Substitute $\displaystyle {{\theta }_{1}}=\frac{\lambda }{b}$ : $\displaystyle \begin{aligned} & x=D\times 2\frac{\lambda }{b} \\ & bx=D\times 2\frac{c}{f} \\ & b=\frac{2cD}{fx} \end{aligned}$

23P1Q15

15 B

Intensity after the horizontally polarising filter $\displaystyle ={{I}_{0}}$

Intensity after the 45° polarising filter $\displaystyle ={{I}_{0}}{{(\cos 45{}^\circ )}^{2}}=0.5{{I}_{0}}$

Intensity after the vertically polarising filter $\displaystyle =(0.5{{I}_{0}}){{(\cos 45{}^\circ )}^{2}}=0.25{{I}_{0}}$

23P1Q14

14 D

Wave X leads wave Y by $\displaystyle \frac{2\text{ units}}{6\text{ units}}=\frac{1}{3}$ cycle, corresponding to 120°.

Intensity is proportional to amplitude-square.

Ratio of intensities $\displaystyle ={{(\frac{{{A}_{x}}}{{{A}_{y}}})}^{2}}={{(\frac{3}{2})}^{2}}=2.25$

23P1Q13

13 B

Mass of each molecule, $\displaystyle \begin{aligned} & m=(2.9\times {{10}^{-2}})\div {{N}_{A}} \\ & =(2.9\times {{10}^{-2}})\div (6.02\times {{10}^{23}}) \\ & =4.817\times {{10}^{-26}}\text{ kg} \end{aligned}$

Maximum speed of air molecule, $\displaystyle \begin{aligned} & {{v}_{\max }}=\omega {{x}_{0}} \\ & =(\frac{2\pi }{0.003})(2\times {{10}^{-6}}) \\ & =4.189\times {{10}^{-3}}\text{ m }{{\text{s}}^{-1}} \end{aligned}$

Maximum KE of air molecule, $\displaystyle \begin{aligned} & K{{E}_{\max }}=\frac{1}{2}(4.817\times {{10}^{-26}}){{(4.189\times {{10}^{-3}})}^{2}} \\ & =4.23\times {{10}^{-31}}\text{ J} \end{aligned}$

23P1Q12

12 C

P’s temperature rises more steeply. So P has a smaller specific heat capacity. (Think $\displaystyle P=mc\frac{dT}{dt}$ )

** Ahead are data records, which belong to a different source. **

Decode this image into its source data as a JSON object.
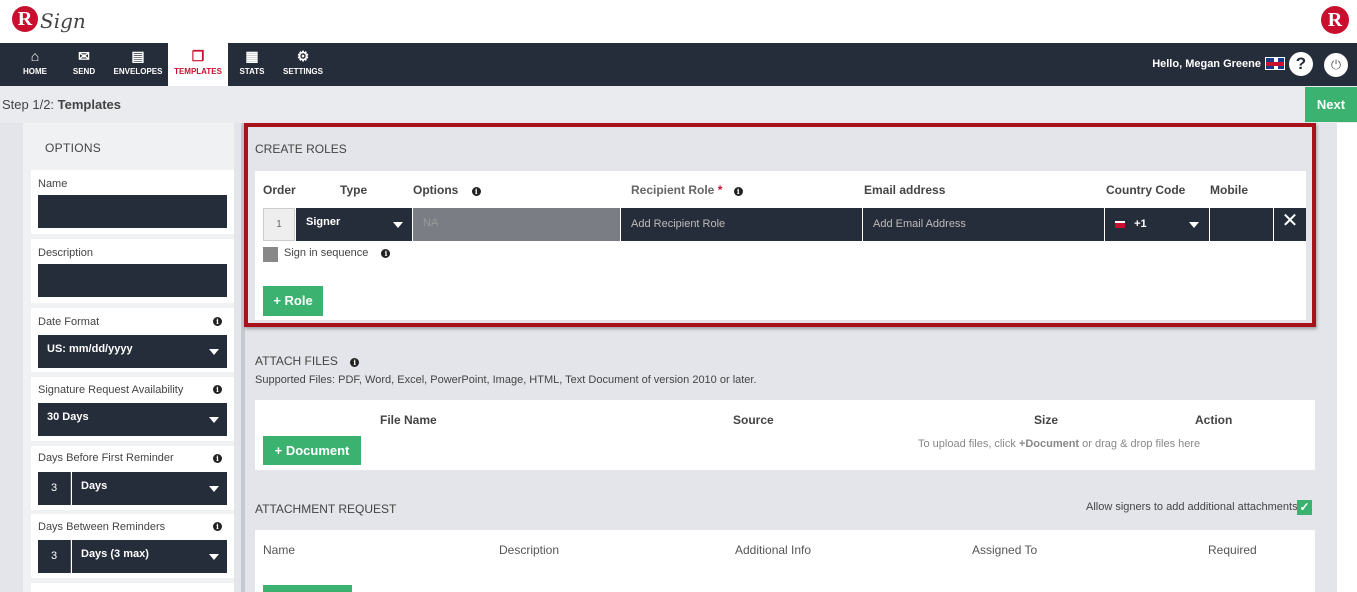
{
  "app": {
    "logo_letter": "R",
    "logo_text": "Sign",
    "corner_logo_letter": "R"
  },
  "nav": {
    "items": [
      {
        "label": "HOME",
        "icon": "home-icon",
        "glyph": "⌂"
      },
      {
        "label": "SEND",
        "icon": "envelope-icon",
        "glyph": "✉"
      },
      {
        "label": "ENVELOPES",
        "icon": "inbox-icon",
        "glyph": "▤"
      },
      {
        "label": "TEMPLATES",
        "icon": "templates-icon",
        "glyph": "❐"
      },
      {
        "label": "STATS",
        "icon": "briefcase-icon",
        "glyph": "▦"
      },
      {
        "label": "SETTINGS",
        "icon": "gear-icon",
        "glyph": "⚙"
      }
    ],
    "active": "TEMPLATES",
    "greeting": "Hello, Megan Greene",
    "help_glyph": "?",
    "power_glyph": "⏻"
  },
  "step": {
    "prefix": "Step 1/2:",
    "title": "Templates",
    "next_label": "Next"
  },
  "options": {
    "title": "OPTIONS",
    "name_label": "Name",
    "description_label": "Description",
    "date_format_label": "Date Format",
    "date_format_value": "US: mm/dd/yyyy",
    "availability_label": "Signature Request Availability",
    "availability_value": "30 Days",
    "first_reminder_label": "Days Before First Reminder",
    "first_reminder_num": "3",
    "first_reminder_unit": "Days",
    "between_reminders_label": "Days Between Reminders",
    "between_reminders_num": "3",
    "between_reminders_unit": "Days (3 max)",
    "info_glyph": "i"
  },
  "roles": {
    "title": "CREATE ROLES",
    "headers": {
      "order": "Order",
      "type": "Type",
      "options": "Options",
      "recipient_role": "Recipient Role",
      "required_mark": "*",
      "email": "Email address",
      "country_code": "Country Code",
      "mobile": "Mobile"
    },
    "row": {
      "order": "1",
      "type": "Signer",
      "options": "NA",
      "role_placeholder": "Add Recipient Role",
      "email_placeholder": "Add Email Address",
      "country_code": "+1",
      "close_glyph": "✕"
    },
    "sign_in_sequence": "Sign in sequence",
    "add_role": "+ Role"
  },
  "attach_files": {
    "title": "ATTACH FILES",
    "supported": "Supported Files: PDF, Word, Excel, PowerPoint, Image, HTML, Text Document of version 2010 or later.",
    "headers": {
      "file_name": "File Name",
      "source": "Source",
      "size": "Size",
      "action": "Action"
    },
    "add_document": "+ Document",
    "hint_prefix": "To upload files, click ",
    "hint_bold": "+Document",
    "hint_suffix": " or drag & drop files here"
  },
  "attachment_request": {
    "title": "ATTACHMENT REQUEST",
    "allow_label": "Allow signers to add additional attachments",
    "allow_checked": true,
    "check_glyph": "✓",
    "headers": {
      "name": "Name",
      "description": "Description",
      "additional_info": "Additional Info",
      "assigned_to": "Assigned To",
      "required": "Required"
    }
  },
  "colors": {
    "brand_red": "#c8102e",
    "nav_bg": "#262d3a",
    "accent_green": "#3bb26f",
    "highlight_border": "#a8131b"
  }
}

P takes longer to melt completely. So P has a larger specific latent heat of fusion. ( $\displaystyle P\Delta t=mL$ )

23P1Q11

11 B

Internal energy of an ideal gas is directly proportional to thermodynamic temperature.

0 °C to 273 °C corresponds to the kelvin temperature changing from about 273 K to (273+273) K.

The kelvin temperature has doubled. Hence the internal energy too.